Andrew: Think about working with another grad student.
Fei-Fei: I don’t believe in quantity. Much more important to do impactful work. Need to be excited about the problem first, then go from there.
Daphne: Three of four papers that combine into a single contribution. Not 3-4 random papers.
Q: Interdisciplinary problems?
Fei-Fei: Can’t be half-good in both. Need to basically get two Ph.d’s and be excellent at both. Don’t want to be a consumer of e.g. NIPS inference algorithms, and nobody in NIPs knows you, and nobody in e.g. neuroscience knows you.
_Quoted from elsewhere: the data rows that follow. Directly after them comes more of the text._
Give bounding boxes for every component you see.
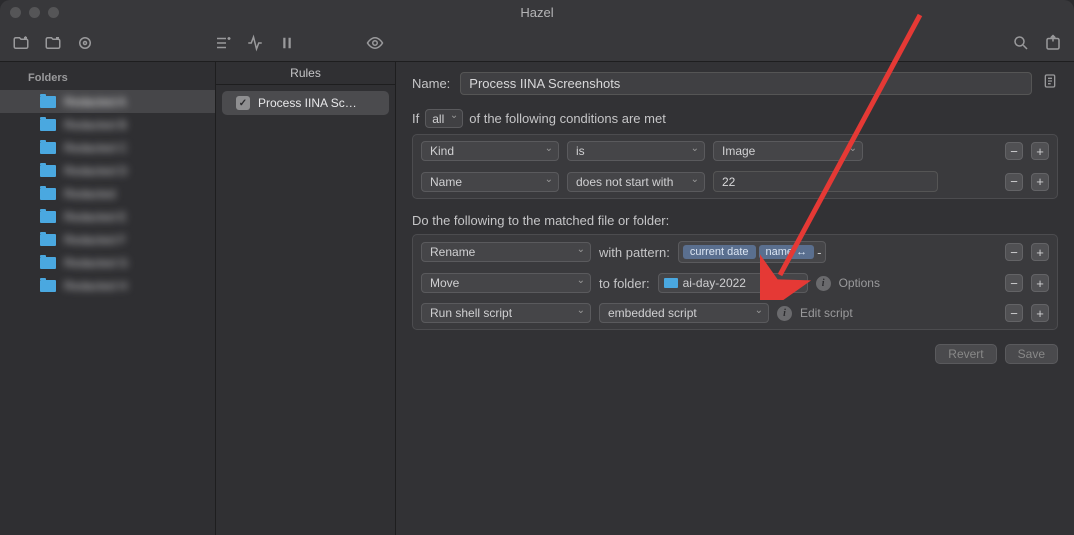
action-verb-select[interactable]: Rename [421,242,591,262]
conditions-box: Kind is Image − + Name does not start wi… [412,134,1058,199]
actions-box: Rename with pattern: current date name ↔… [412,234,1058,330]
folder-item[interactable]: Redacted F [0,228,215,251]
preview-eye-icon[interactable] [366,34,384,52]
add-action-button[interactable]: + [1031,243,1049,261]
folder-icon [40,280,56,292]
move-folder-select[interactable]: ai-day-2022 [658,273,808,293]
close-window[interactable] [10,7,21,18]
condition-op-select[interactable]: does not start with [567,172,705,192]
folder-item[interactable]: Redacted E [0,205,215,228]
save-button[interactable]: Save [1005,344,1058,364]
condition-row: Kind is Image − + [419,136,1051,166]
folder-icon [40,234,56,246]
sidebar-header: Folders [0,62,215,90]
rule-checkbox[interactable]: ✓ [236,96,250,110]
condition-op-select[interactable]: is [567,141,705,161]
options-label[interactable]: Options [839,276,880,290]
folder-icon [40,96,56,108]
name-label: Name: [412,76,450,91]
remove-condition-button[interactable]: − [1005,173,1023,191]
folder-icon [40,188,56,200]
folder-icon [40,119,56,131]
folder-item[interactable]: Redacted [0,182,215,205]
add-condition-button[interactable]: + [1031,142,1049,160]
action-row-rename: Rename with pattern: current date name ↔… [419,236,1051,268]
info-icon[interactable]: i [777,306,792,321]
action-label: with pattern: [599,245,670,260]
folder-icon [40,142,56,154]
pattern-separator: - [817,245,821,260]
remove-condition-button[interactable]: − [1005,142,1023,160]
folder-icon [664,278,678,288]
main: Folders Redacted A Redacted B Redacted C… [0,62,1074,535]
remove-action-button[interactable]: − [1005,274,1023,292]
condition-value-input[interactable] [713,171,938,192]
info-icon[interactable]: i [816,276,831,291]
condition-value-select[interactable]: Image [713,141,863,161]
rules-column: Rules ✓ Process IINA Sc… [216,62,396,535]
action-verb-select[interactable]: Move [421,273,591,293]
rule-name-input[interactable] [460,72,1032,95]
folder-icon [40,165,56,177]
folder-icon [40,211,56,223]
shell-script-select[interactable]: embedded script [599,303,769,323]
add-condition-button[interactable]: + [1031,173,1049,191]
rename-pattern-field[interactable]: current date name ↔ - [678,241,827,263]
rules-header: Rules [216,62,395,85]
edit-script-label[interactable]: Edit script [800,306,853,320]
add-action-button[interactable]: + [1031,274,1049,292]
remove-action-button[interactable]: − [1005,243,1023,261]
remove-folder-icon[interactable] [44,34,62,52]
folder-item[interactable]: Redacted H [0,274,215,297]
condition-attr-select[interactable]: Name [421,172,559,192]
search-icon[interactable] [1012,34,1030,52]
window-title: Hazel [520,5,553,20]
activity-icon[interactable] [246,34,264,52]
rule-detail: Name: If all of the following conditions… [396,62,1074,535]
folder-item[interactable]: Redacted A [0,90,215,113]
gear-icon[interactable] [76,34,94,52]
toolbar [0,24,1074,62]
rule-label: Process IINA Sc… [258,96,357,110]
rules-list-icon[interactable] [214,34,232,52]
minimize-window[interactable] [29,7,40,18]
notes-icon[interactable] [1042,73,1058,94]
rule-item[interactable]: ✓ Process IINA Sc… [222,91,389,115]
pattern-token[interactable]: name ↔ [759,245,815,259]
add-action-button[interactable]: + [1031,304,1049,322]
action-row-shell: Run shell script embedded script i Edit … [419,298,1051,328]
folder-item[interactable]: Redacted G [0,251,215,274]
condition-attr-select[interactable]: Kind [421,141,559,161]
pause-icon[interactable] [278,34,296,52]
folders-sidebar: Folders Redacted A Redacted B Redacted C… [0,62,216,535]
action-label: to folder: [599,276,650,291]
traffic-lights [10,7,59,18]
folder-item[interactable]: Redacted D [0,159,215,182]
condition-row: Name does not start with − + [419,166,1051,197]
action-verb-select[interactable]: Run shell script [421,303,591,323]
folder-item[interactable]: Redacted B [0,113,215,136]
export-icon[interactable] [1044,34,1062,52]
maximize-window[interactable] [48,7,59,18]
titlebar: Hazel [0,0,1074,24]
pattern-token[interactable]: current date [683,245,756,259]
add-folder-icon[interactable] [12,34,30,52]
remove-action-button[interactable]: − [1005,304,1023,322]
actions-header: Do the following to the matched file or … [412,213,1058,228]
folder-icon [40,257,56,269]
condition-scope-select[interactable]: all [425,109,463,128]
conditions-header: If all of the following conditions are m… [412,109,1058,128]
folder-item[interactable]: Redacted C [0,136,215,159]
revert-button[interactable]: Revert [935,344,996,364]
action-row-move: Move to folder: ai-day-2022 i Options − … [419,268,1051,298]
Daphne: If you want to be successful in both fields, need scientists in both fields to recognize your work. So you need to think about where you publish. Publish your work in highly recognized, peer-reviewed journals in the community to which you belong. For example, if you want to get hired in computer science, then you need to be doing more than linear regression, t-tests, etc.
Fei-Fei: Fei-Fei (computational neuroscience) and Daphne (computational biology) recognized independently in other fields.
Andrew: Try to avoid strategizing about how to get jobs. Instead, spend your time doing good research.